There is also something that wasn’t very clear to me in the paper. It says there is a primary agent but it also mentions that “the service agent handles a client request only if it is active and not overloaded. Otherwise, the service agent sends a redirect response to a client to indicate another service replica agent that should be used as the service access point”. This does somewhat represent what I mention before but only when the primary node is overloaded, and how is there consistency between replicas in this specific case? Does this affect session states?
Another question that came to my mind is the lack of justifications for implementing a service deployment agent. It is supposed to interact with agents in order to find them a node to migrate that fulfills its requirements. Basically it queries the PlanetLab Resource Monitoring Service for the list of nodes, filters them and returns a smaller set to the agent.
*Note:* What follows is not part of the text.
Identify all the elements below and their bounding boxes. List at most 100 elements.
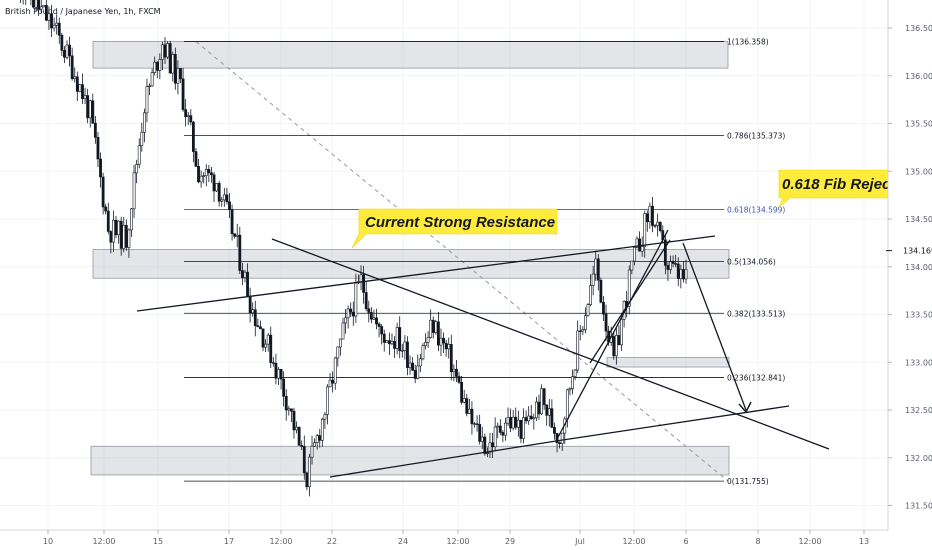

Without specifying any additional purposes, I cannot see why agents couldn’t do this themselves. Only reason I could come up with was to prevent services to migrate to nodes in a greedy or unfair way. I mean, if there is a need to enforce or limit the amount of resources that an agent can request.
I would also like to underline that this system performance is highly dependent on the type of service provided. For services that make intensive use of the secondary storage, migration is a very costly solution. The paper mentions in the future work that one approach could consist of pro-actively select and transfer secondary storage to a potential target node for any future relocations. This could take into account bandwidth metrics.
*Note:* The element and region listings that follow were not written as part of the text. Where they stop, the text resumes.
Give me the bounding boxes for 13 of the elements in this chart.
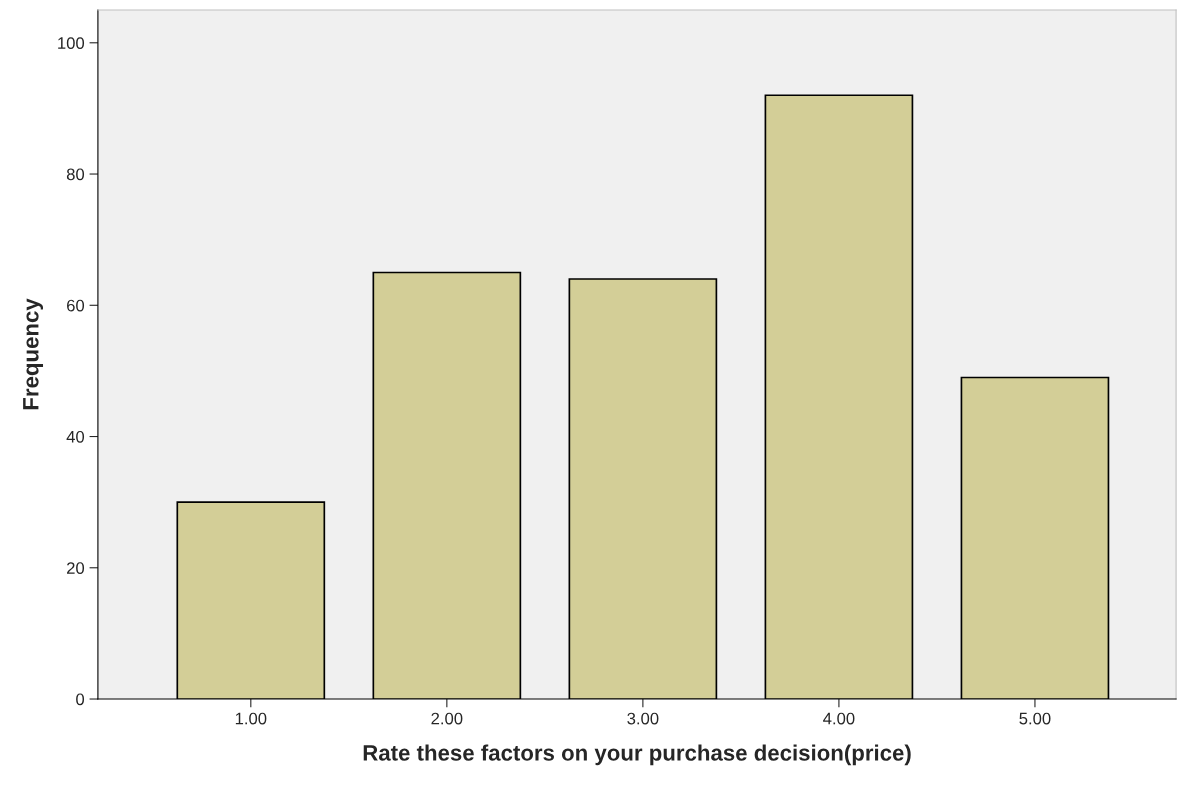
x-tick-label: 2.00 bbox=[431, 712, 463, 725]
y-tick-label: 100 bbox=[58, 37, 85, 49]
y-tick-label: 80 bbox=[66, 168, 85, 181]
y-tick-label: 60 bbox=[67, 299, 85, 312]
x-tick-label: 4.00 bbox=[823, 712, 855, 725]
y-tick-label: 20 bbox=[67, 562, 85, 574]
x-tick-label: 5.00 bbox=[1019, 712, 1051, 725]
x-tick-label: 3.00 bbox=[627, 712, 659, 725]
y-tick-label: 0 bbox=[76, 693, 85, 706]
y-axis-title: Frequency bbox=[23, 298, 44, 410]
x-tick-label: 1.00 bbox=[235, 712, 267, 725]
x-axis-title: Rate these factors on your purchase decision(price) bbox=[363, 744, 911, 766]
y-tick-label: 40 bbox=[66, 430, 85, 443]
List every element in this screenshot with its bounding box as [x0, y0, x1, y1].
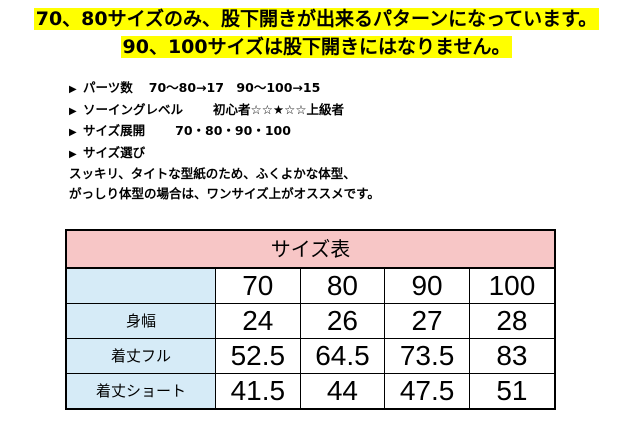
- table-cell: 28: [468, 303, 554, 339]
- table-cell: 26: [299, 303, 386, 339]
- column-header-100: 100: [468, 269, 554, 304]
- spec-size-range: ▶ サイズ展開 70・80・90・100: [69, 121, 609, 143]
- headline-line-1: 70、80サイズのみ、股下開きが出来るパターンになっています。: [0, 8, 633, 30]
- headline-line-2-text: 90、100サイズは股下開きにはなりません。: [120, 36, 513, 58]
- table-cell: 41.5: [215, 373, 301, 408]
- spec-list: ▶ パーツ数 70～80→17 90～100→15 ▶ ソーイングレベル 初心者☆☆★☆…: [69, 78, 609, 203]
- spec-parts-value: 70～80→17 90～100→15: [148, 80, 321, 95]
- spec-size-choice: ▶ サイズ選び: [69, 143, 609, 165]
- table-cell: 73.5: [384, 338, 470, 374]
- table-header-row: 70 80 90 100: [67, 269, 554, 304]
- column-header-80: 80: [299, 269, 386, 304]
- table-corner-cell: [67, 269, 216, 304]
- size-note-line-2: がっしり体型の場合は、ワンサイズ上がオススメです。: [69, 185, 380, 201]
- column-header-90: 90: [384, 269, 470, 304]
- table-cell: 64.5: [299, 338, 386, 374]
- spec-parts-label: パーツ数: [83, 80, 133, 95]
- row-label-length-full: 着丈フル: [67, 338, 216, 374]
- table-row: 着丈ショート 41.5 44 47.5 51: [67, 373, 554, 408]
- spec-parts: ▶ パーツ数 70～80→17 90～100→15: [69, 78, 609, 100]
- spec-choose-label: サイズ選び: [83, 144, 146, 160]
- triangle-bullet-icon: ▶: [69, 148, 77, 160]
- column-header-70: 70: [215, 269, 301, 304]
- row-label-length-short: 着丈ショート: [67, 373, 216, 408]
- spec-sewing-level: ▶ ソーイングレベル 初心者☆☆★☆☆上級者: [69, 100, 609, 122]
- table-row: 身幅 24 26 27 28: [67, 303, 554, 339]
- triangle-bullet-icon: ▶: [69, 127, 77, 138]
- spec-level-value: 初心者☆☆★☆☆上級者: [213, 101, 345, 117]
- headline-line-1-text: 70、80サイズのみ、股下開きが出来るパターンになっています。: [33, 8, 600, 30]
- size-table: サイズ表 70 80 90 100 身幅 24 26 27 28 着丈フル 52…: [65, 229, 556, 410]
- table-cell: 83: [468, 338, 554, 374]
- table-cell: 51: [468, 373, 554, 408]
- spec-sizes-label: サイズ展開: [83, 123, 146, 138]
- table-cell: 24: [215, 303, 301, 339]
- size-table-title: サイズ表: [67, 231, 554, 269]
- table-cell: 27: [384, 303, 470, 339]
- table-cell: 52.5: [215, 338, 301, 374]
- table-cell: 44: [299, 373, 386, 408]
- row-label-body-width: 身幅: [67, 303, 216, 339]
- triangle-bullet-icon: ▶: [69, 84, 77, 95]
- spec-level-label: ソーイングレベル: [83, 101, 184, 117]
- triangle-bullet-icon: ▶: [69, 105, 77, 117]
- headline-line-2: 90、100サイズは股下開きにはなりません。: [0, 36, 633, 58]
- spec-sizes-value: 70・80・90・100: [175, 123, 291, 138]
- table-cell: 47.5: [384, 373, 470, 408]
- table-row: 着丈フル 52.5 64.5 73.5 83: [67, 338, 554, 374]
- size-table-grid: 70 80 90 100 身幅 24 26 27 28 着丈フル 52.5 64…: [67, 269, 554, 408]
- size-note-line-1: スッキリ、タイトな型紙のため、ふくよかな体型、: [69, 166, 356, 181]
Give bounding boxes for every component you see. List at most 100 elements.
Finally they also mention that since most failures are due to rebooting the machine, agent regeneration capabilities would be crucial in such environment. I think they are referring to the possibility of re-accessing the data on the secondary storage instead of creating a new node an performing replication. In this case, and assuming small down times, it could definitively improve the overall performance of the system.
So to conclude, there is still lots of research than can be done using this representation of services as autonomous agents. I do believe that this paper is a good contribution but it could have achieved even more. But its easy to say this when we are not the ones to perform all the initial research needed and the actual implementation.
My next step is to research autonomic scalable services on WAN. More specifically the use of models to estimate the service capacity and how to perform autonomic scaling of service capacity by doing a dynamic control of the degree of service replication based on the estimated service capacity and observed load. This combined with adaptive load distribution depending on the varying service capacities of the replicas.